A report from Quilty Analytics says that they believe the UK government has certain overall control rights (a ‘golden share’) over and above the implied 50/50 share of the capital commitment.
OneWeb’s former equity holders and its unsecured creditors are expected to be wiped out, suggests Quilty. “Counting their cash proceeds and the notional value of their equity received, we estimate that the all-in recovery for OneWeb’s secured creditors is roughly ~15 per cent. While not a great recovery, it still a better outcome than past LEO bankruptcies. In fact, as shown below, the $250 million in value payable to existing OneWeb stakeholders is almost an order-of-magnitude better outcome than certain other “1st Gen” LEO bankruptcies,” says Quilty.
Quilty lists the assorted satellite bankruptcies of the past, including Iridium (1999 $5 billion), Orbcomm (2000 $0.8 billion), Globalstar (2002 $4.3 billion) and now OneWeb $3.4 billion.
The analysts suggest that the overall impact for SpaceX, for example, is “marginally negative” and OneWeb’s rescue prevents SpaceX from inheriting OneWeb’s priority filings in Ku-band. The rescue could also be a problem in that the UK is now a LEO competitor while also being the regulator of OneWeb (via OFCOM).

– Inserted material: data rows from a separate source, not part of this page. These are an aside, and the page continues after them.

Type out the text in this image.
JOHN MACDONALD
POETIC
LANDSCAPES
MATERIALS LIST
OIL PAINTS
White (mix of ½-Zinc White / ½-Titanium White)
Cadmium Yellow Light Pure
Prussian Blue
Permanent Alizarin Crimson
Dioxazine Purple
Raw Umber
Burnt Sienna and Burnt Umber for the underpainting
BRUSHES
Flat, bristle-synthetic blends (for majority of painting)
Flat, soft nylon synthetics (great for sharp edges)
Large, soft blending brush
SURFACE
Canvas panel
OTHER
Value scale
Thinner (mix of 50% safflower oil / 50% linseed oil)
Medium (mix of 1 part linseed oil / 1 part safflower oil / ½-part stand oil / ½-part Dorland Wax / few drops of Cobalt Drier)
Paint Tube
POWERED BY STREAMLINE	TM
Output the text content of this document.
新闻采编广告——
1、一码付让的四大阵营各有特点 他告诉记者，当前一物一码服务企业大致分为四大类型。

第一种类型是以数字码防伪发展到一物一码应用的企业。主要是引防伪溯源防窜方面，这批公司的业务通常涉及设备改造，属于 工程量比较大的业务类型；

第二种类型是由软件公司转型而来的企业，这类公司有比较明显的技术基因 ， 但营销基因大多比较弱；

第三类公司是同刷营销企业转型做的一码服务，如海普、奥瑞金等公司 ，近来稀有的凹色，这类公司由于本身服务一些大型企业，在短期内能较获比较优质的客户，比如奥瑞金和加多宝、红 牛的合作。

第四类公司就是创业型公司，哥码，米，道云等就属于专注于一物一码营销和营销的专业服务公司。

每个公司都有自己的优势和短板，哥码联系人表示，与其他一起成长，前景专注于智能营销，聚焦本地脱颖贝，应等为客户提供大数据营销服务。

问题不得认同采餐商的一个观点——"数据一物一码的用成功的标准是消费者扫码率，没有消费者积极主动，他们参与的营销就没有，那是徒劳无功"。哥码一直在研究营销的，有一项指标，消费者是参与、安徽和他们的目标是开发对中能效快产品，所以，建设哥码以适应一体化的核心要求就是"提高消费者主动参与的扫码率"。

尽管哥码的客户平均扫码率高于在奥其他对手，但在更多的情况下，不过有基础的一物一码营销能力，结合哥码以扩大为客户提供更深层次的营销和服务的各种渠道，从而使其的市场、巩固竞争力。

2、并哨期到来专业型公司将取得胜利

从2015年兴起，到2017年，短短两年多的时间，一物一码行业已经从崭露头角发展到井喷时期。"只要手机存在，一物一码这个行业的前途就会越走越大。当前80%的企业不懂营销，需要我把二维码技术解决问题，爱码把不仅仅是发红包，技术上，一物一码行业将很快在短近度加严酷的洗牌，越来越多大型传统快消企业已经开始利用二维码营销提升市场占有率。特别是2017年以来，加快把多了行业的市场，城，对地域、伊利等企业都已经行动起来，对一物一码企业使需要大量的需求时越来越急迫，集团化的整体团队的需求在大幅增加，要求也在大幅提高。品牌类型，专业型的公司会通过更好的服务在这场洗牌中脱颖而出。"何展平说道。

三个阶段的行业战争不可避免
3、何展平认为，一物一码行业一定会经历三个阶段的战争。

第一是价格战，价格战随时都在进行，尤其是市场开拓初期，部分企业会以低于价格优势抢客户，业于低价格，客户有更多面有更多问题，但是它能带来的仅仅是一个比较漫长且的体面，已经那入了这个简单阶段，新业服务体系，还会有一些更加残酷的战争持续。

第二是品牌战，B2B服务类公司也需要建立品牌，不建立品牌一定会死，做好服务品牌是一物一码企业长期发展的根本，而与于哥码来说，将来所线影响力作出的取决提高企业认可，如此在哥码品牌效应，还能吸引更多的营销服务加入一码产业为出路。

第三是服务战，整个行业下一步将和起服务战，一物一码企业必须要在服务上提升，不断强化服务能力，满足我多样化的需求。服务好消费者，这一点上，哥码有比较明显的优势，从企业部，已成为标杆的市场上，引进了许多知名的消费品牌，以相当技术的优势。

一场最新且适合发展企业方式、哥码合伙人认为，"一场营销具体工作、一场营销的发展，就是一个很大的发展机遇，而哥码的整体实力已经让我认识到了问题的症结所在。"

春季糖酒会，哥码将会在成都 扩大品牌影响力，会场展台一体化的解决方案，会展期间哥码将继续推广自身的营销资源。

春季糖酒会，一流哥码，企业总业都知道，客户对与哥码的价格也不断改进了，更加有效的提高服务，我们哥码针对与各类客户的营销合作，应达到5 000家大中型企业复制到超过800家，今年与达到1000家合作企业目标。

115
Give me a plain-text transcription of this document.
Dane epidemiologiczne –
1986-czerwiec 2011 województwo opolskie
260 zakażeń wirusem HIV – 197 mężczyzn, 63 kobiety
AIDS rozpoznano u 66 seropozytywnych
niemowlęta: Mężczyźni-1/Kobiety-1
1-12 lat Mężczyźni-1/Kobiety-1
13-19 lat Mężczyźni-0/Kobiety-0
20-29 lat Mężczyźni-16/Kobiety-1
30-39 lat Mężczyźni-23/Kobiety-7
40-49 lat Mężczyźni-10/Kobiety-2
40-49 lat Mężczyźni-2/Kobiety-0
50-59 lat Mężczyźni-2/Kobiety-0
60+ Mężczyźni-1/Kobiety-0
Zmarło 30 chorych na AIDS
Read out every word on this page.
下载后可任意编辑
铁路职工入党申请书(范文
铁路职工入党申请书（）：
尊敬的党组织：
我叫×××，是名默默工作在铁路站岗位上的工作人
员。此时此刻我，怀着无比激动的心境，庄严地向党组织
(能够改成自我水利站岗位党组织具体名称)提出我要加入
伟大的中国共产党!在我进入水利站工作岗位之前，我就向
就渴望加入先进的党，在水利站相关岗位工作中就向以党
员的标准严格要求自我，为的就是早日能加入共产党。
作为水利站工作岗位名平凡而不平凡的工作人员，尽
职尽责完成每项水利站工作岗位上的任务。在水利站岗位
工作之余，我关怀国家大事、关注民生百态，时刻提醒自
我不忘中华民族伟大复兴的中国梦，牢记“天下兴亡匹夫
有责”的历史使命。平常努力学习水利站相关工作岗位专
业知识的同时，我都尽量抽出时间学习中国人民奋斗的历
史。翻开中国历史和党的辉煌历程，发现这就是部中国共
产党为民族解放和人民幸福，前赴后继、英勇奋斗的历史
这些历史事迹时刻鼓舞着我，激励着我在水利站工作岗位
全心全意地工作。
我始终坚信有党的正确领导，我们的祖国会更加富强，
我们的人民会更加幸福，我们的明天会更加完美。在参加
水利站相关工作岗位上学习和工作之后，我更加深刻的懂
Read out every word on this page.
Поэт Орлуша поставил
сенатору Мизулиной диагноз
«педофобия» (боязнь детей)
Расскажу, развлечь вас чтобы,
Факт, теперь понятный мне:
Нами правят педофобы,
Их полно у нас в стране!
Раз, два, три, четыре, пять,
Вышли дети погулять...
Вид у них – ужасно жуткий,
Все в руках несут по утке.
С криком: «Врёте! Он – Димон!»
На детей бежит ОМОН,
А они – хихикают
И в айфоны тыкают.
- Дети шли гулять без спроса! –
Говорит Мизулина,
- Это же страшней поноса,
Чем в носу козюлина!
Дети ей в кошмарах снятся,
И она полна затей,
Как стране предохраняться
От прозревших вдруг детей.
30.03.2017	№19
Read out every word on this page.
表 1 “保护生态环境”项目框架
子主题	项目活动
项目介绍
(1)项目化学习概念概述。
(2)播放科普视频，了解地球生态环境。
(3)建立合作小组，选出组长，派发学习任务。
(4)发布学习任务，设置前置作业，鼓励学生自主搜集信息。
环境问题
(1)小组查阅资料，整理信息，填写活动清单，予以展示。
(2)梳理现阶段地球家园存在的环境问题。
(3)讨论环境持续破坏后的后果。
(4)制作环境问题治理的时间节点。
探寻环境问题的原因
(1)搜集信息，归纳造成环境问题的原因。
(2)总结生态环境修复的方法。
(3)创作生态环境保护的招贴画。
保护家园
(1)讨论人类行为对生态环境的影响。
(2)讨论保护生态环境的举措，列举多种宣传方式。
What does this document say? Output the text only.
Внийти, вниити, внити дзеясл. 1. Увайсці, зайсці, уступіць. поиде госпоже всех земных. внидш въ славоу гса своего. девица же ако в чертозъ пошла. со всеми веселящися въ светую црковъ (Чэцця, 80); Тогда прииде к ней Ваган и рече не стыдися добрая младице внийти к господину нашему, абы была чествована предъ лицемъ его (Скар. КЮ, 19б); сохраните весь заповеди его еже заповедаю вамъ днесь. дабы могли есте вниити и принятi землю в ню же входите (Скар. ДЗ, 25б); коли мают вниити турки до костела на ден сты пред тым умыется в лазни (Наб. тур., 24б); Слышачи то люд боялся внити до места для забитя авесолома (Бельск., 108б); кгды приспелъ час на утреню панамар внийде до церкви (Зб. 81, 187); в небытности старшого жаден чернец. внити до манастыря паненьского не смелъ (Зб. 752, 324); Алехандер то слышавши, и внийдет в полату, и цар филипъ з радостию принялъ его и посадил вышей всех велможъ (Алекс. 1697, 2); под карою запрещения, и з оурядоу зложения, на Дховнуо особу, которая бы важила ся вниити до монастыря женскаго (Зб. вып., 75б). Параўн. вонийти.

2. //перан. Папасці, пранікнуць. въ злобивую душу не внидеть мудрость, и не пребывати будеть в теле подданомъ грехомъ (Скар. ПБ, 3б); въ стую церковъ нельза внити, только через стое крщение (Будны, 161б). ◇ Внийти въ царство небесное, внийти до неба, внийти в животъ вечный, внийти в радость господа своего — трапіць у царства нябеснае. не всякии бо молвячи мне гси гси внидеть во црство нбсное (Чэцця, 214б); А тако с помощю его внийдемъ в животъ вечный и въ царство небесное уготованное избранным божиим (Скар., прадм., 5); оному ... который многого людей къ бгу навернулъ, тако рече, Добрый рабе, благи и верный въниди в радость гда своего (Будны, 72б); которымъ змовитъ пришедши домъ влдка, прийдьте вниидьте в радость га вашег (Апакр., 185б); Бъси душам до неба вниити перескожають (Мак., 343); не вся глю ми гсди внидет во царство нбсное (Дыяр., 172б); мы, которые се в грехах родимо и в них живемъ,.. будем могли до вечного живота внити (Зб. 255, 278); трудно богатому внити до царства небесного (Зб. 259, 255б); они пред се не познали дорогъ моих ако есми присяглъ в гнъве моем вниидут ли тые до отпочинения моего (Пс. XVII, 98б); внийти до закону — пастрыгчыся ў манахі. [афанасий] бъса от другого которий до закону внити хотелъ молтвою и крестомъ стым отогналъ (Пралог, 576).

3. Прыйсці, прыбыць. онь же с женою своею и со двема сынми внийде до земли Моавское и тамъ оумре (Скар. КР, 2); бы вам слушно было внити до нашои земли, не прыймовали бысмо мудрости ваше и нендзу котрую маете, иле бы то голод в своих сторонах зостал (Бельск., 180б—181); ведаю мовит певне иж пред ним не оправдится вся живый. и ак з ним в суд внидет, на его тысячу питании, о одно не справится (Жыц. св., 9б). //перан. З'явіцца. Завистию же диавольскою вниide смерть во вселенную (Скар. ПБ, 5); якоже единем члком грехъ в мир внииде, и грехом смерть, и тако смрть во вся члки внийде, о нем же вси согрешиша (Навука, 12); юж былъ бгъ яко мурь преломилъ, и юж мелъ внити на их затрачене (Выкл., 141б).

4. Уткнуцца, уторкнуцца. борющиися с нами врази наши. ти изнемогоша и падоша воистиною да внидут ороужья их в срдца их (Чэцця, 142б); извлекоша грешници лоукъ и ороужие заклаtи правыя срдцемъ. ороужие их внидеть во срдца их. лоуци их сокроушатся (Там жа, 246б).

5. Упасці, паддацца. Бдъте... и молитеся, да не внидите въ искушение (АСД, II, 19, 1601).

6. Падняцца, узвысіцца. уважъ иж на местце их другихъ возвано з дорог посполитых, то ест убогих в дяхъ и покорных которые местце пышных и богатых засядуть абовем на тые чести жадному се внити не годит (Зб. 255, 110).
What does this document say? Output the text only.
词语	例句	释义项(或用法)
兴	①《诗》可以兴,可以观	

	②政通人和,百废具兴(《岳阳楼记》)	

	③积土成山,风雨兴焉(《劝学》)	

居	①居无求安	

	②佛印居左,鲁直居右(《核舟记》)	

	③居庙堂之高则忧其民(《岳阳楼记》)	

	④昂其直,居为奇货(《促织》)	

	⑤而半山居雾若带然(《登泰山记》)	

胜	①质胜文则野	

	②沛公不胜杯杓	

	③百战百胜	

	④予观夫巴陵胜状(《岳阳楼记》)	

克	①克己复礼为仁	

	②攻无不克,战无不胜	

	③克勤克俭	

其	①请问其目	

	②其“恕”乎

Quilty suggests that as for Telesat the OneWeb purchase is overall negative and say that they do not believe that Telesat was a serious bidder for OneWeb. “Funding Telesat’s LEO fleet could be more challenging due to the perception of increased competition. Ongoing uncertainty regarding OneWeb’s intentions could further-stall an already delayed program and Telesat’s ability to begin offering services in 2022,” says Quilty.
OneWeb’s hurdles are not just legal. Quilty estimates that OneWeb is obliged to orbit 360 satellites by June 2023 and this could need some $800 million in fresh funding and just over twice that amount to complete its 1st Generation satellites.
OneWeb’s Generation 2 craft – and potentially including the UK’s demands for a GPS system – also needs to be planned and developed. Quilty rightly says that with most of the OneWeb staff laid off (and including the OneWeb/Airbus factory staff) it is going to take time to rebuild that team. Quilty questions whether the rebuilding should take place in the US or UK or a combination of the two.
Quilty pulls no punches with regards to OneWeb’s potential competition. SpaceX has to be recognised as a valid competitor, as is Telesat. But not to be ignored is the might of Amazon and its Project Kuiper. “And now entering the ring, a duo that teams a great-power government with the globe’s #2 mobile operator by subscribers.”